Airsynergy Managing Director Jim Smyth summarises the various outcomes from COP22 – a global climate conference – and explains the importance of collaboration, transparency and renewable energy generation to meet carbon reduction targets.
If you have an interest in climate change, sustainability or renewable energy generation, then COP22 will be a familiar term – particularly in the last month. COP22 is more formally known as the 22nd Conference of the Parties to the United Nations Framework Convention on Climate Change (UNFCCC) and took place in Marrakesh from 7th-18th November.
This annual conference was hotly anticipated, primarily because its predecessor; COP21, or the Paris Agreement as it is more commonly known, was pivotal in the fight against climate change. At this event, various countries reached an agreement to ensure the global temperature didn’t increase by more than two degrees Celsius above pre-industrial levels.
COP21 vs COP22
Whilst the Paris Agreement resulted in handshakes, COP22 ensured that agreements were solidified and mapped out. During the course of the 11 day conference, a Marrakesh Partnership for Global Action and a 2050 Pathways Platform were established. The former is a global action initiative which focusses on bolstering investment from 2017-2020 and involves intense collaboration with many stakeholders such as financial institutions and the local community; collaboration which the conference member parties have agreed to. Barriers which may prevent climate change targets being met must also be addressed, and the tracking and reporting on each countries efforts to fight climate change documented.
The 2050 Pathways Platform is a separate initiative, aimed at supporting countries which are seeking to devise long-term, climate-resilient, sustainable development pathways. Laurence Tubiana, High Level Climate Champion for France, commented on the implementation of the pathways: “Having a good plan is never a sufficient condition for success, but not having one is always a recipe for failure.” Essentially, this platform is a space for collective problem-solving, where support on strategies can be provided. This initiative is making global headway; already 22 countries have begun the process to prepare a 2050 pathway.
Countries broadcast climate change commitments
Aside from these two initiatives, a new fund entitled Capacity Building Initiative for Transparency (CBIT) which is hosted by the Global Environment Facility (GEF) was declared open for business by its CEO Naoko Ishii during talks in Marrakesh. A total of 11 donors have pledged more than £40 million to this initiative, including the UK, USA, Canada, Italy and Germany. The investment from these donors will be used to help countries scale up their efforts to deliver national climate plans and encourage transparency in the climate change commitments that countries make.

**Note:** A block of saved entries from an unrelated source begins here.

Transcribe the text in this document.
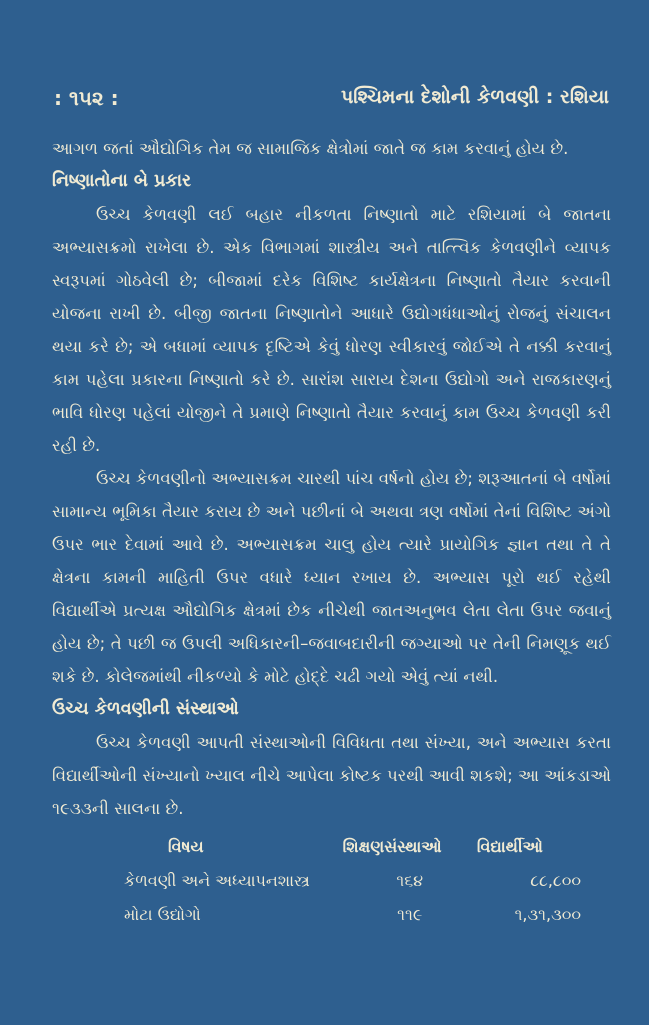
: ૧૫૨ :	પશ્ચિમના દેશોની કેળવણી : રશિયા

આગળ જતાં ઔદ્યોગિક તેમ જ સામાજિક ક્ષેત્રોમાં જાતે જ કામ કરવાનું હોય છે.

નિષ્ણાતોના બે પ્રકાર

ઉચ્ચ કેળવણી લઈ બહાર નીકળતા નિષ્ણાતો માટે રશિયામાં બે જાતના અભ્યાસક્રમો રાખેલા છે. એક વિભાગમાં શાસ્ત્રીય અને તાત્ત્વિક કેળવણીને વ્યાપક સ્વરૂપમાં ગોઠવેલી છે; બીજામાં દરેક વિશિષ્ટ કાર્યક્ષેત્રના નિષ્ણાતો તૈયાર કરવાની યોજના રાખી છે. બીજી જાતના નિષ્ણાતોને આધારે ઉદ્યોગધંધાઓનું રોજનું સંચાલન થયા કરે છે; એ બધામાં વ્યાપક દૃષ્ટિએ કેવું ધોરણ સ્વીકારવું જોઈએ તે નક્કી કરવાનું કામ પહેલા પ્રકારના નિષ્ણાતો કરે છે. સારાંશ સારાય દેશના ઉદ્યોગો અને રાજકારણનું ભાવિ ધોરણ પહેલાં યોજીને તે પ્રમાણે નિષ્ણાતો તૈયાર કરવાનું કામ ઉચ્ચ કેળવણી કરી રહી છે.

ઉચ્ચ કેળવણીનો અભ્યાસક્રમ ચારથી પાંચ વર્ષનો હોય છે; શરૂઆતનાં બે વર્ષોમાં સામાન્ય ભૂમિકા તૈયાર કરાય છે અને પછીનાં બે અથવા ત્રણ વર્ષોમાં તેનાં વિશિષ્ટ અંગો ઉપર ભાર દેવામાં આવે છે. અભ્યાસક્રમ ચાલુ હોય ત્યારે પ્રાયોગિક જ્ઞાન તથા તે તે ક્ષેત્રના કામની માહિતી ઉપર વધારે ધ્યાન રખાય છે. અભ્યાસ પૂરો થઈ રહેથી વિદ્યાર્થીએ પ્રત્યક્ષ ઔદ્યોગિક ક્ષેત્રમાં છેક નીચેથી જાતઅનુભવ લેતા લેતા ઉપર જવાનું હોય છે; તે પછી જ ઉપલી અધિકારની–જવાબદારીની જગ્યાઓ પર તેની નિમણૂક થઈ શકે છે. કોલેજમાંથી નીકળ્યો કે મોટે હોદ્દે ચઢી ગયો એવું ત્યાં નથી.

ઉચ્ચ કેળવણીની સંસ્થાઓ

ઉચ્ચ કેળવણી આપતી સંસ્થાઓની વિવિધતા તથા સંખ્યા, અને અભ્યાસ કરતા વિદ્યાર્થીઓની સંખ્યાનો ખ્યાલ નીચે આપેલા કોષ્ટક પરથી આવી શકશે; આ આંકડાઓ ૧૯૩૩ની સાલના છે.

વિષય	શિક્ષણસંસ્થાઓ	વિદ્યાર્થીઓ
કેળવણી અને અધ્યાપનશાસ્ત્ર	૧૬૪	૮૮,૮૦૦
મોટા ઉદ્યોગો	૧૧૯	૧,૩૧,૩૦૦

Although not strictly outcomes of the conference itself, many countries used this global event and its importance as a stage to announce their climate change commitments. The Climate Vulnerable Forum, 47 of the world’s poorest countries, have together announced that they are committed to generating 100% of their energy from renewable resources as soon as viably possible. They also pledged to update their Nationally Determined Contributions (NDC) before 2020 and prepare long-term strategies on achieving this uptake in clean energy.
Expansion of the global renewable energy market
Generating energy from renewable resources is absolutely crucial if countries wish to meet their reduction targets. Stakeholders are starting to become aware of the potential that renewable energy technology holds. In the last decade alone, the global renewable energy market has expanded more than six-fold. It has been predicted that this market will become the largest market that anyone has ever known.
This is primarily because for the first time, governments and businesses alike are spending more money investing in carbon-conscious, clean energy technology as opposed to fossil fuels. Whether businesses choose small or large scale wind turbines, solar panels or even renewable powered streetlights, there are so many clean ways that countries can generate energy, whatever its status. The pledges made at COP22 must also be revisited every five years, ensuring that their strategies evolve as renewable energy technology changes; accelerating the global transition to a clean energy economy.
All of us must play our part to halt climate change
COP22 signified the unwavering commitment that nations have to the agreement made in 2015. Fifty five nations were required to ratify the Paris Agreement for it to be officially actioned, which occurred in October, however, by the end of the conference in Marrakesh, 112 countries had signed up to the pact. Most notably – UK Foreign Secretary Boris Johnson put pen to paper on the penultimate day of the conference, signalling the UK’s ratification of the agreement. This demonstrates the UK’s commitment to international leadership on climate issues, despite the uncertainties of Brexit.
What is particularly important to note, not only about COP22, but every global conference – pledges are bigger than any one country or head of state. It is instead about how each and every one of us can work together to protect our climate, and investing in renewable energy technology is one way that we can make this happen. On the closing day of the conference, U.S Secretary of State John Kerry commented: “Most businesspeople have come to understand that investing in clean energy simply makes economic sense. You can do good and do well at the same time. The energy curve is finally bending towards sustainability.”